In programming, one often needs to check if a number is odd or even. For that, we usually use:
n % 2 == 0
However, my understanding is that the '%' operator actually performs a division and returns its remainder; therefore, for the case above, it would be faster to simply check the last bit instead. Let's say n = 5;
5 = 00000101
In order to check if the number is odd or even, we just need to check the last bit. If it's 1, the number is odd; otherwise, it is even. In programming, it would be expressed like this:
n & 1 == 0
In my understanding this would be faster than % 2 as no division is performed. A mere bit comparison is needed.
I have 2 questions then:
1) Is the second way really faster than the first (in all cases)?
2) If the answer for 1 is yes, are compilers (in all languages) smart enough to convert % 2 into a simple bit comparison? Or do we have to explicitly use the second way if we want the best performance?
Yes, a bit-test is much faster than integer division, by about a factor of 10 to 20, or even 100 for 128bit / 64bit = 64bit idiv on Intel. Esp. since x86 at least has a test instruction that sets condition flags based on the result of a bitwise AND, so you don't have to divide and then compare; the bitwise AND is the compare.

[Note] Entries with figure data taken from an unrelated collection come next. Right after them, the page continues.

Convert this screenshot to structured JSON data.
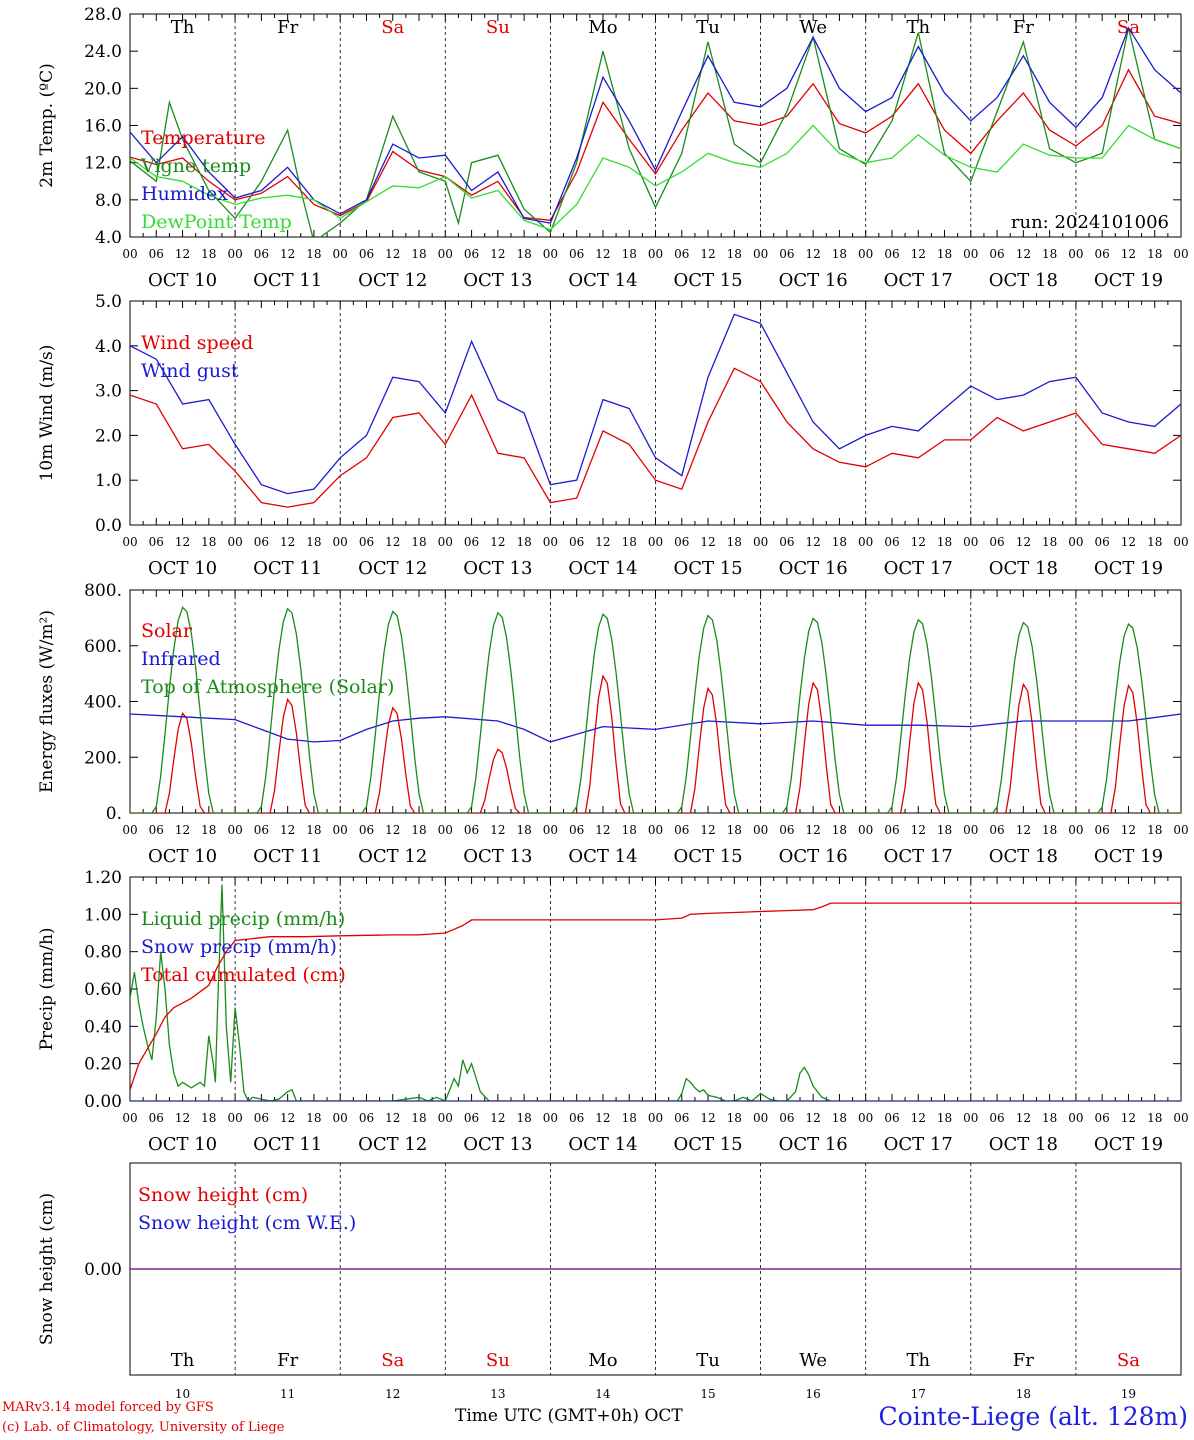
{
  "colors": {
    "temperature": "#e00000",
    "vigne": "#1a8c1a",
    "humidex": "#1a1ad0",
    "dewpoint": "#33dd33",
    "snow_height": "#e00000",
    "snow_we": "#1a1ad0",
    "zero_line": "#7a2a8a"
  },
  "footer": {
    "model": "MARv3.14 model forced by GFS",
    "lab": "(c) Lab. of Climatology, University of Liege",
    "axis_title": "Time UTC (GMT+0h) OCT",
    "station": "Cointe-Liege (alt. 128m)"
  },
  "chart_data": [
    {
      "type": "line",
      "ylabel": "2m Temp. (ºC)",
      "ylim": [
        4.0,
        28.0
      ],
      "yticks": [
        "4.0",
        "8.0",
        "12.0",
        "16.0",
        "20.0",
        "24.0",
        "28.0"
      ],
      "annotation": "run: 2024101006",
      "day_names": [
        "Th",
        "Fr",
        "Sa",
        "Su",
        "Mo",
        "Tu",
        "We",
        "Th",
        "Fr",
        "Sa"
      ],
      "day_dates": [
        "OCT 10",
        "OCT 11",
        "OCT 12",
        "OCT 13",
        "OCT 14",
        "OCT 15",
        "OCT 16",
        "OCT 17",
        "OCT 18",
        "OCT 19"
      ],
      "hour_ticks": [
        "00",
        "06",
        "12",
        "18"
      ],
      "x_unit": "hours since 2024-10-10 00 UTC",
      "series": [
        {
          "name": "Temperature",
          "color_key": "temperature",
          "x": [
            0,
            6,
            12,
            18,
            24,
            30,
            36,
            42,
            48,
            54,
            60,
            66,
            72,
            78,
            84,
            90,
            96,
            102,
            108,
            114,
            120,
            126,
            132,
            138,
            144,
            150,
            156,
            162,
            168,
            174,
            180,
            186,
            192,
            198,
            204,
            210,
            216,
            222,
            228,
            234,
            240
          ],
          "y": [
            12.6,
            11.8,
            12.5,
            10.0,
            8.0,
            8.7,
            10.5,
            7.5,
            6.3,
            7.8,
            13.2,
            11.2,
            10.5,
            8.5,
            10.0,
            6.1,
            5.8,
            11.0,
            18.5,
            14.5,
            10.8,
            15.5,
            19.5,
            16.5,
            16.0,
            17.0,
            20.5,
            16.2,
            15.2,
            17.0,
            20.5,
            15.5,
            13.0,
            16.5,
            19.5,
            15.5,
            13.8,
            16.0,
            22.0,
            17.0,
            16.2
          ]
        },
        {
          "name": "Vigne temp",
          "color_key": "vigne",
          "x": [
            0,
            6,
            9,
            12,
            18,
            24,
            30,
            36,
            39,
            42,
            48,
            54,
            60,
            66,
            72,
            75,
            78,
            84,
            90,
            96,
            102,
            108,
            114,
            120,
            126,
            132,
            138,
            144,
            150,
            156,
            162,
            168,
            174,
            180,
            186,
            192,
            198,
            204,
            210,
            216,
            222,
            228,
            234,
            240
          ],
          "y": [
            12.2,
            10.0,
            18.5,
            14.5,
            9.0,
            6.0,
            10.0,
            15.5,
            9.0,
            3.5,
            5.5,
            8.0,
            17.0,
            11.0,
            10.0,
            5.5,
            12.0,
            12.8,
            7.0,
            4.5,
            12.0,
            24.0,
            13.5,
            7.2,
            13.0,
            25.0,
            14.0,
            12.0,
            17.5,
            25.5,
            13.5,
            11.8,
            16.5,
            26.0,
            13.0,
            10.0,
            17.5,
            25.0,
            13.5,
            12.0,
            13.0,
            26.5,
            14.5,
            13.5
          ]
        },
        {
          "name": "Humidex",
          "color_key": "humidex",
          "x": [
            0,
            6,
            12,
            18,
            24,
            30,
            36,
            42,
            48,
            54,
            60,
            66,
            72,
            78,
            84,
            90,
            96,
            102,
            108,
            114,
            120,
            126,
            132,
            138,
            144,
            150,
            156,
            162,
            168,
            174,
            180,
            186,
            192,
            198,
            204,
            210,
            216,
            222,
            228,
            234,
            240
          ],
          "y": [
            15.3,
            12.0,
            14.8,
            11.0,
            8.2,
            9.0,
            11.5,
            8.0,
            6.5,
            8.0,
            14.0,
            12.5,
            12.8,
            9.0,
            11.0,
            6.0,
            5.5,
            12.5,
            21.2,
            16.5,
            11.2,
            17.5,
            23.5,
            18.5,
            18.0,
            20.0,
            25.5,
            20.0,
            17.5,
            19.0,
            24.5,
            19.5,
            16.5,
            19.0,
            23.5,
            18.5,
            15.8,
            19.0,
            26.5,
            22.0,
            19.5
          ]
        },
        {
          "name": "DewPoint Temp",
          "color_key": "dewpoint",
          "x": [
            0,
            6,
            12,
            18,
            24,
            30,
            36,
            42,
            48,
            54,
            60,
            66,
            72,
            78,
            84,
            90,
            96,
            102,
            108,
            114,
            120,
            126,
            132,
            138,
            144,
            150,
            156,
            162,
            168,
            174,
            180,
            186,
            192,
            198,
            204,
            210,
            216,
            222,
            228,
            234,
            240
          ],
          "y": [
            12.5,
            10.5,
            10.0,
            8.5,
            7.5,
            8.2,
            8.5,
            8.0,
            6.0,
            7.8,
            9.5,
            9.3,
            10.5,
            8.2,
            9.0,
            5.8,
            4.8,
            7.5,
            12.5,
            11.5,
            9.5,
            11.0,
            13.0,
            12.0,
            11.5,
            13.0,
            16.0,
            13.0,
            12.0,
            12.5,
            15.0,
            12.8,
            11.5,
            11.0,
            14.0,
            12.8,
            12.5,
            12.5,
            16.0,
            14.5,
            13.5
          ]
        }
      ]
    },
    {
      "type": "line",
      "ylabel": "10m Wind (m/s)",
      "ylim": [
        0.0,
        5.0
      ],
      "yticks": [
        "0.0",
        "1.0",
        "2.0",
        "3.0",
        "4.0",
        "5.0"
      ],
      "day_dates": [
        "OCT 10",
        "OCT 11",
        "OCT 12",
        "OCT 13",
        "OCT 14",
        "OCT 15",
        "OCT 16",
        "OCT 17",
        "OCT 18",
        "OCT 19"
      ],
      "hour_ticks": [
        "00",
        "06",
        "12",
        "18"
      ],
      "x_unit": "hours since 2024-10-10 00 UTC",
      "series": [
        {
          "name": "Wind speed",
          "color_key": "temperature",
          "x": [
            0,
            6,
            12,
            18,
            24,
            30,
            36,
            42,
            48,
            54,
            60,
            66,
            72,
            78,
            84,
            90,
            96,
            102,
            108,
            114,
            120,
            126,
            132,
            138,
            144,
            150,
            156,
            162,
            168,
            174,
            180,
            186,
            192,
            198,
            204,
            210,
            216,
            222,
            228,
            234,
            240
          ],
          "y": [
            2.9,
            2.7,
            1.7,
            1.8,
            1.2,
            0.5,
            0.4,
            0.5,
            1.1,
            1.5,
            2.4,
            2.5,
            1.8,
            2.9,
            1.6,
            1.5,
            0.5,
            0.6,
            2.1,
            1.8,
            1.0,
            0.8,
            2.3,
            3.5,
            3.2,
            2.3,
            1.7,
            1.4,
            1.3,
            1.6,
            1.5,
            1.9,
            1.9,
            2.4,
            2.1,
            2.3,
            2.5,
            1.8,
            1.7,
            1.6,
            2.0
          ]
        },
        {
          "name": "Wind gust",
          "color_key": "humidex",
          "x": [
            0,
            6,
            12,
            18,
            24,
            30,
            36,
            42,
            48,
            54,
            60,
            66,
            72,
            78,
            84,
            90,
            96,
            102,
            108,
            114,
            120,
            126,
            132,
            138,
            144,
            150,
            156,
            162,
            168,
            174,
            180,
            186,
            192,
            198,
            204,
            210,
            216,
            222,
            228,
            234,
            240
          ],
          "y": [
            4.0,
            3.7,
            2.7,
            2.8,
            1.8,
            0.9,
            0.7,
            0.8,
            1.5,
            2.0,
            3.3,
            3.2,
            2.5,
            4.1,
            2.8,
            2.5,
            0.9,
            1.0,
            2.8,
            2.6,
            1.5,
            1.1,
            3.3,
            4.7,
            4.5,
            3.4,
            2.3,
            1.7,
            2.0,
            2.2,
            2.1,
            2.6,
            3.1,
            2.8,
            2.9,
            3.2,
            3.3,
            2.5,
            2.3,
            2.2,
            2.7
          ]
        }
      ]
    },
    {
      "type": "line",
      "ylabel": "Energy fluxes (W/m²)",
      "ylim": [
        0,
        800
      ],
      "yticks": [
        "0.",
        "200.",
        "400.",
        "600.",
        "800."
      ],
      "day_dates": [
        "OCT 10",
        "OCT 11",
        "OCT 12",
        "OCT 13",
        "OCT 14",
        "OCT 15",
        "OCT 16",
        "OCT 17",
        "OCT 18",
        "OCT 19"
      ],
      "hour_ticks": [
        "00",
        "06",
        "12",
        "18"
      ],
      "x_unit": "hours since 2024-10-10 00 UTC",
      "series": [
        {
          "name": "Solar",
          "color_key": "temperature",
          "daily_peak": [
            360,
            410,
            380,
            230,
            495,
            450,
            470,
            470,
            465,
            460
          ]
        },
        {
          "name": "Infrared",
          "color_key": "humidex",
          "x": [
            0,
            12,
            24,
            30,
            36,
            42,
            48,
            54,
            60,
            66,
            72,
            84,
            90,
            96,
            108,
            120,
            132,
            144,
            156,
            168,
            180,
            192,
            204,
            216,
            228,
            240
          ],
          "y": [
            355,
            345,
            335,
            300,
            265,
            255,
            260,
            300,
            330,
            340,
            345,
            330,
            300,
            255,
            310,
            300,
            330,
            320,
            330,
            315,
            315,
            310,
            330,
            330,
            330,
            355
          ]
        },
        {
          "name": "Top of Atmosphere (Solar)",
          "color_key": "vigne",
          "daily_peak": [
            740,
            735,
            725,
            720,
            715,
            710,
            700,
            695,
            685,
            680
          ]
        }
      ]
    },
    {
      "type": "line",
      "ylabel": "Precip (mm/h)",
      "ylim": [
        0.0,
        1.2
      ],
      "yticks": [
        "0.00",
        "0.20",
        "0.40",
        "0.60",
        "0.80",
        "1.00",
        "1.20"
      ],
      "day_dates": [
        "OCT 10",
        "OCT 11",
        "OCT 12",
        "OCT 13",
        "OCT 14",
        "OCT 15",
        "OCT 16",
        "OCT 17",
        "OCT 18",
        "OCT 19"
      ],
      "hour_ticks": [
        "00",
        "06",
        "12",
        "18"
      ],
      "x_unit": "hours since 2024-10-10 00 UTC",
      "series": [
        {
          "name": "Liquid precip (mm/h)",
          "color_key": "vigne",
          "x": [
            0,
            1,
            2,
            3,
            4,
            5,
            6,
            7,
            8,
            9,
            10,
            11,
            12,
            14,
            16,
            17,
            18,
            19,
            19.5,
            20,
            21,
            22,
            23,
            24,
            25,
            26,
            27,
            28,
            30,
            32,
            34,
            36,
            37,
            38,
            40,
            60,
            66,
            68,
            70,
            72,
            74,
            75,
            76,
            77,
            78,
            80,
            82,
            84,
            125,
            126,
            127,
            128,
            129,
            130,
            131,
            132,
            134,
            136,
            138,
            140,
            142,
            144,
            146,
            148,
            150,
            152,
            153,
            154,
            155,
            156,
            158,
            160
          ],
          "y": [
            0.55,
            0.69,
            0.52,
            0.4,
            0.3,
            0.22,
            0.45,
            0.8,
            0.6,
            0.3,
            0.15,
            0.08,
            0.1,
            0.07,
            0.1,
            0.08,
            0.35,
            0.2,
            0.1,
            0.5,
            1.16,
            0.4,
            0.1,
            0.5,
            0.3,
            0.05,
            0.0,
            0.02,
            0.01,
            0.0,
            0.01,
            0.05,
            0.06,
            0.0,
            0.0,
            0.0,
            0.02,
            0.0,
            0.02,
            0.0,
            0.12,
            0.08,
            0.22,
            0.15,
            0.2,
            0.05,
            0.0,
            0.0,
            0.0,
            0.04,
            0.12,
            0.1,
            0.07,
            0.05,
            0.06,
            0.03,
            0.02,
            0.0,
            0.0,
            0.02,
            0.0,
            0.04,
            0.01,
            0.0,
            0.0,
            0.05,
            0.15,
            0.18,
            0.14,
            0.08,
            0.02,
            0.0
          ]
        },
        {
          "name": "Snow precip (mm/h)",
          "color_key": "humidex",
          "x": [
            0,
            240
          ],
          "y": [
            0.0,
            0.0
          ]
        },
        {
          "name": "Total cumulated (cm)",
          "color_key": "temperature",
          "x": [
            0,
            2,
            4,
            6,
            8,
            10,
            14,
            18,
            20,
            22,
            24,
            28,
            32,
            36,
            40,
            48,
            60,
            66,
            72,
            74,
            76,
            78,
            84,
            96,
            108,
            120,
            126,
            128,
            132,
            138,
            144,
            150,
            156,
            158,
            160,
            168,
            192,
            216,
            240
          ],
          "y": [
            0.06,
            0.2,
            0.28,
            0.36,
            0.45,
            0.5,
            0.55,
            0.62,
            0.72,
            0.8,
            0.86,
            0.87,
            0.88,
            0.88,
            0.88,
            0.885,
            0.89,
            0.89,
            0.9,
            0.92,
            0.94,
            0.97,
            0.97,
            0.97,
            0.97,
            0.97,
            0.98,
            1.0,
            1.005,
            1.01,
            1.015,
            1.02,
            1.025,
            1.04,
            1.06,
            1.06,
            1.06,
            1.06,
            1.06
          ]
        }
      ]
    },
    {
      "type": "line",
      "ylabel": "Snow height (cm)",
      "yticks": [
        "0.00"
      ],
      "day_names": [
        "Th",
        "Fr",
        "Sa",
        "Su",
        "Mo",
        "Tu",
        "We",
        "Th",
        "Fr",
        "Sa"
      ],
      "day_numbers": [
        "10",
        "11",
        "12",
        "13",
        "14",
        "15",
        "16",
        "17",
        "18",
        "19"
      ],
      "x_unit": "hours since 2024-10-10 00 UTC",
      "series": [
        {
          "name": "Snow height (cm)",
          "color_key": "snow_height",
          "x": [
            0,
            240
          ],
          "y": [
            0.0,
            0.0
          ]
        },
        {
          "name": "Snow height (cm W.E.)",
          "color_key": "snow_we",
          "x": [
            0,
            240
          ],
          "y": [
            0.0,
            0.0
          ]
        }
      ]
    }
  ]
}
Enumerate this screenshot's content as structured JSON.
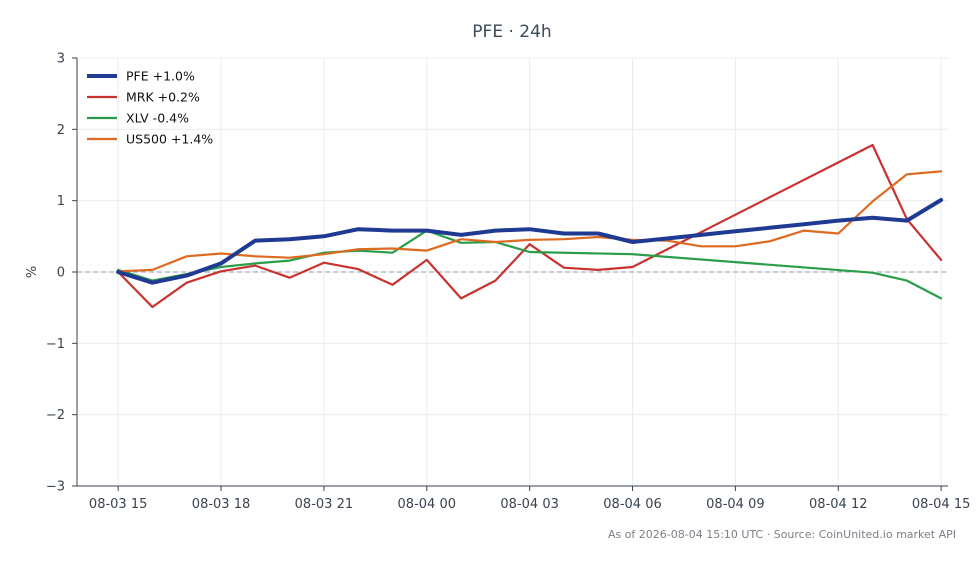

I decided to actually check the compiler output on Godbolt, and got a surprise:
return n % 2 from a signed int n value instead of just testing it for non-zero (if (n % 2)) produces slower code than return n & 1. This is because (-1 % 2) == -1, while (-1 & 1) == 1, so the compiler can't just use a bitwise AND. Compilers still avoid integer division, though, and use some clever shift / and / add / sub sequence instead to get the -1 / 0 / +1 remainder, because that's still cheaper than an integer division. (gcc and clang use different sequences.)
So if you want to return a 0/non-zero int value based on n % 2, return n%2 != 0. For 2's complement (and sign/magnitude) signed int, that's the same as n&1. Most of us only care how our code optimizes for 2's complement machines, and C++20 dropped the possibility of sign/magnitude or one's complement, making two's complement the only possibility. (To check the opposite condition, n%2 == 0. Not n%2 == 1, that would force it to check the sign bit as well for signed types, if it can't prove the signed int must be non-negative.)
You get the same benefit from using an unsigned type, since that takes negative numbers out of the picture. Unsigned / and % by powers of 2 are just right shift and bitwise AND, unlike signed where division truncates toward 0 but arithmetic right shift (>>) rounds toward -infinity. This also lets the compiler always optimize it to a single AND instruction. (On godbolt, you can flip to other architectures, like ARM and PowerPC, and see that the unsigned even (%) function and the int even_bit (bitwise &) function have the same asm code.)
Using a bool (which must be 0 or 1, not just any non-zero value) is another option, return n%2 as a bool is equivalent to return n%2 != 0. But the compiler will have to do extra work to return (bool) (n % 4) (or any test other than n%2) even for unsigned types. The return n & 3 version of that will be 0, 1, 2, or 3, so the compiler has to turn any non-zero value into a 1. (x86 has an efficient setcc instruction that sets a register to 0 or 1, depending on the flags, so it's still only 2 instructions instead of 1. Clang/GCC use this, see aligned4_bool in the godbolt asm output.)
With any optimization level higher than -O0, gcc and clang optimize if (n%2) to what we expect. The other huge surprise is that icc 13 doesn't. I don't understand WTF icc thinks it's doing with all those branches.